Ja, Funkien (Hosta) sind tatsächlich essbar – auch wenn viele sie nur als Zierpflanze kennen. In ihrer Heimat Japan gelten sie seit Jahrhunderten als Delikatesse und werden dort als „Urui“ gegessen.
✅ Welche Teile der Funkie sind essbar?
- Junge Triebe (Sprossen):
- Die zarten, aufgerollten Frühlingsaustriebe – ähnlich wie Spargel oder „Fiddleheads“ – sind besonders begehrt.

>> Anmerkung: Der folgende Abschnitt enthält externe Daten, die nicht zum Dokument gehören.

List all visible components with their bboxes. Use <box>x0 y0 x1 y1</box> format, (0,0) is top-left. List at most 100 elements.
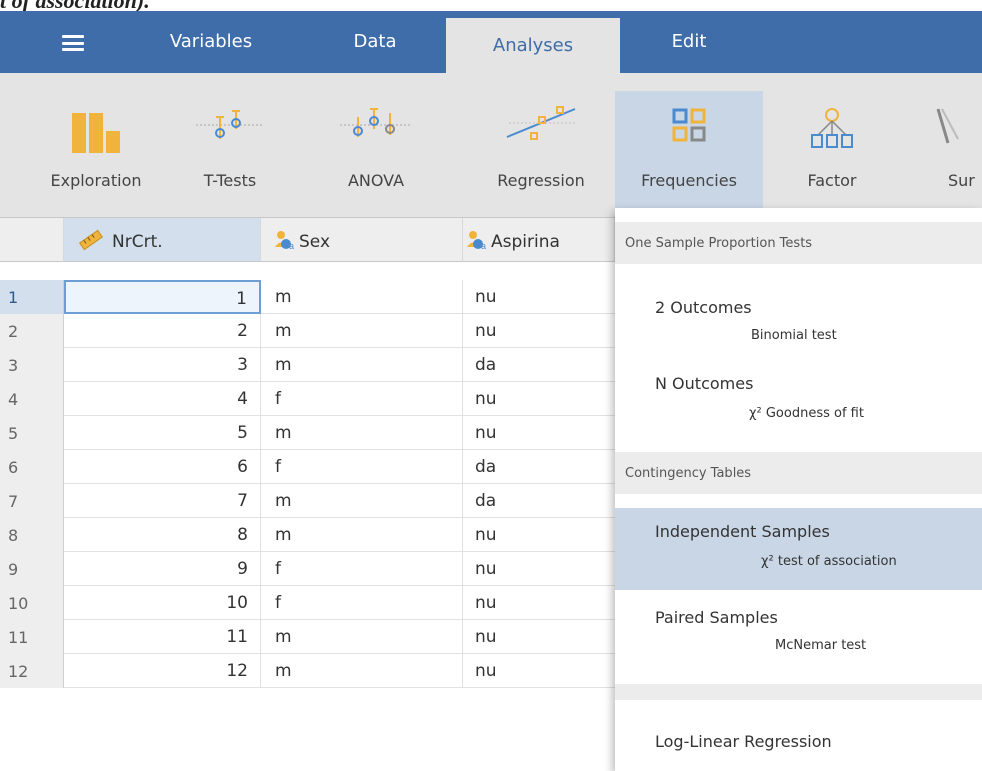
menu-item-title: Paired Samples <box>655 608 778 627</box>
section-header-contingency: Contingency Tables <box>615 452 982 494</box>
cell-nrcrt[interactable]: 11 <box>64 620 261 654</box>
grid-corner <box>0 218 64 262</box>
table-row[interactable]: 11 11 m nu <box>0 620 615 654</box>
menu-item-independent-samples[interactable]: Independent Samples χ² test of associati… <box>615 508 982 590</box>
table-row[interactable]: 1 1 m nu <box>0 280 615 314</box>
cell-nrcrt[interactable]: 12 <box>64 654 261 688</box>
tab-analyses[interactable]: Analyses <box>446 18 620 73</box>
table-row[interactable]: 8 8 m nu <box>0 518 615 552</box>
anova-button[interactable]: ANOVA <box>316 73 436 208</box>
column-header-aspirina[interactable]: a Aspirina <box>463 218 615 262</box>
table-row[interactable]: 5 5 m nu <box>0 416 615 450</box>
cell-sex[interactable]: m <box>261 280 463 314</box>
column-header-nrcrt[interactable]: NrCrt. <box>64 218 261 262</box>
menu-item-2-outcomes[interactable]: 2 Outcomes Binomial test <box>615 280 982 358</box>
frequencies-icon <box>672 108 706 142</box>
cell-nrcrt[interactable]: 6 <box>64 450 261 484</box>
cell-sex[interactable]: m <box>261 518 463 552</box>
menu-item-log-linear-regression[interactable]: Log-Linear Regression <box>615 708 982 771</box>
cell-nrcrt[interactable]: 2 <box>64 314 261 348</box>
exploration-bars-icon <box>72 113 120 153</box>
cell-aspirina[interactable]: nu <box>463 280 615 314</box>
menu-item-subtitle: Binomial test <box>751 328 837 343</box>
row-number[interactable]: 3 <box>0 348 64 382</box>
cell-sex[interactable]: m <box>261 348 463 382</box>
nominal-text-icon: a <box>467 231 486 251</box>
column-header-sex[interactable]: a Sex <box>261 218 463 262</box>
cell-sex[interactable]: f <box>261 382 463 416</box>
cell-aspirina[interactable]: nu <box>463 518 615 552</box>
row-number[interactable]: 8 <box>0 518 64 552</box>
cell-nrcrt[interactable]: 1 <box>64 280 261 314</box>
table-row[interactable]: 4 4 f nu <box>0 382 615 416</box>
row-number[interactable]: 10 <box>0 586 64 620</box>
survival-button[interactable]: Sur <box>918 73 982 208</box>
cell-nrcrt[interactable]: 3 <box>64 348 261 382</box>
cell-aspirina[interactable]: nu <box>463 382 615 416</box>
continuous-ruler-icon <box>78 229 104 251</box>
cell-aspirina[interactable]: nu <box>463 586 615 620</box>
cell-aspirina[interactable]: nu <box>463 620 615 654</box>
row-number[interactable]: 11 <box>0 620 64 654</box>
menu-item-paired-samples[interactable]: Paired Samples McNemar test <box>615 590 982 670</box>
tab-edit[interactable]: Edit <box>654 11 724 73</box>
menu-item-title: Log-Linear Regression <box>655 732 832 751</box>
menu-item-n-outcomes[interactable]: N Outcomes χ² Goodness of fit <box>615 358 982 438</box>
row-number[interactable]: 4 <box>0 382 64 416</box>
row-number[interactable]: 12 <box>0 654 64 688</box>
row-number[interactable]: 2 <box>0 314 64 348</box>
table-row[interactable]: 7 7 m da <box>0 484 615 518</box>
cell-sex[interactable]: f <box>261 450 463 484</box>
menu-item-subtitle: McNemar test <box>775 638 867 653</box>
menu-item-subtitle: χ² Goodness of fit <box>749 406 864 421</box>
factor-button[interactable]: Factor <box>774 73 890 208</box>
row-number[interactable]: 7 <box>0 484 64 518</box>
exploration-button[interactable]: Exploration <box>28 73 164 208</box>
cell-sex[interactable]: m <box>261 620 463 654</box>
cell-aspirina[interactable]: nu <box>463 416 615 450</box>
t-tests-button[interactable]: T-Tests <box>176 73 284 208</box>
table-row[interactable]: 12 12 m nu <box>0 654 615 688</box>
table-row[interactable]: 6 6 f da <box>0 450 615 484</box>
cell-nrcrt[interactable]: 7 <box>64 484 261 518</box>
row-number[interactable]: 5 <box>0 416 64 450</box>
table-row[interactable]: 9 9 f nu <box>0 552 615 586</box>
cell-sex[interactable]: m <box>261 484 463 518</box>
column-name-nrcrt: NrCrt. <box>112 232 163 252</box>
cell-sex[interactable]: f <box>261 552 463 586</box>
cell-aspirina[interactable]: da <box>463 348 615 382</box>
cell-aspirina[interactable]: da <box>463 450 615 484</box>
row-number[interactable]: 1 <box>0 280 64 314</box>
cell-aspirina[interactable]: nu <box>463 654 615 688</box>
document-caption-fragment: t of association). <box>0 0 150 13</box>
row-number[interactable]: 6 <box>0 450 64 484</box>
svg-text:a: a <box>289 241 294 251</box>
cell-nrcrt[interactable]: 5 <box>64 416 261 450</box>
tab-data[interactable]: Data <box>330 11 420 73</box>
frequencies-button[interactable]: Frequencies <box>615 91 763 211</box>
cell-sex[interactable]: f <box>261 586 463 620</box>
regression-button[interactable]: Regression <box>476 73 606 208</box>
tab-variables[interactable]: Variables <box>158 11 264 73</box>
row-number[interactable]: 9 <box>0 552 64 586</box>
cell-sex[interactable]: m <box>261 654 463 688</box>
cell-nrcrt[interactable]: 10 <box>64 586 261 620</box>
table-row[interactable]: 10 10 f nu <box>0 586 615 620</box>
cell-nrcrt[interactable]: 4 <box>64 382 261 416</box>
table-row[interactable]: 3 3 m da <box>0 348 615 382</box>
section-header-blank <box>615 684 982 700</box>
cell-sex[interactable]: m <box>261 314 463 348</box>
frequencies-dropdown-menu: One Sample Proportion Tests 2 Outcomes B… <box>615 208 982 771</box>
table-row[interactable]: 2 2 m nu <box>0 314 615 348</box>
menu-item-subtitle: χ² test of association <box>761 554 897 569</box>
hamburger-menu-icon[interactable] <box>62 35 84 51</box>
cell-nrcrt[interactable]: 9 <box>64 552 261 586</box>
cell-sex[interactable]: m <box>261 416 463 450</box>
cell-aspirina[interactable]: nu <box>463 552 615 586</box>
cell-nrcrt[interactable]: 8 <box>64 518 261 552</box>
column-name-sex: Sex <box>299 232 331 252</box>
cell-aspirina[interactable]: nu <box>463 314 615 348</box>
menu-item-title: 2 Outcomes <box>655 298 752 317</box>
cell-aspirina[interactable]: da <box>463 484 615 518</box>
frequencies-label: Frequencies <box>641 171 737 190</box>
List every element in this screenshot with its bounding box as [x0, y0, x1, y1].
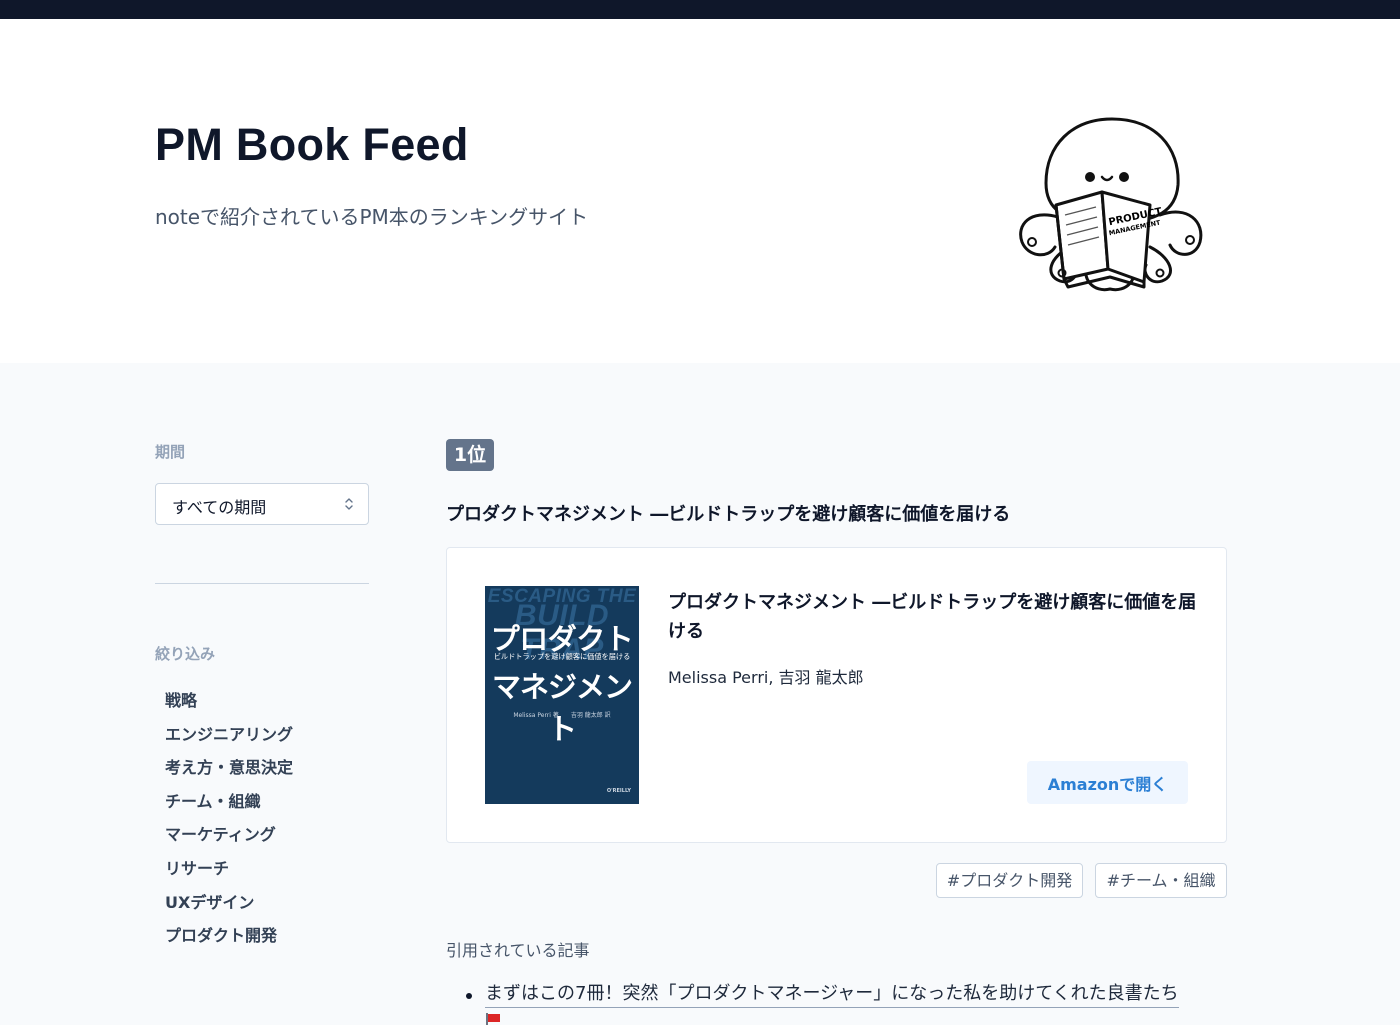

- Geschmack: Mild, leicht süßlich, mit einer Konsistenz zwischen Spargel und grünem Spargel.
- Blätter (jung):
- Nur die jungen, weichen Blätter sind gut essbar. Ältere Blätter werden bitter oder zäh.
- Roh oder gekocht essbar, ähnlich wie Spinat.
- Blüten:
- Zarte, leicht süßliche Blüten sind essbar und dekorativ – z. B. für Salate oder Desserts.
🥢 Wie isst man Funkien?
🍽️ 1. Gedünstet oder gebraten
- Junge Triebe in Butter oder Öl anbraten, wie Spargel.
- Mit Sojasauce, Sesamöl oder Knoblauch verfeinern – typisch japanisch.
🥗 2. Roh im Salat
- Junge Blätter fein schneiden, mit Zitronensaft oder einem leichten Dressing servieren.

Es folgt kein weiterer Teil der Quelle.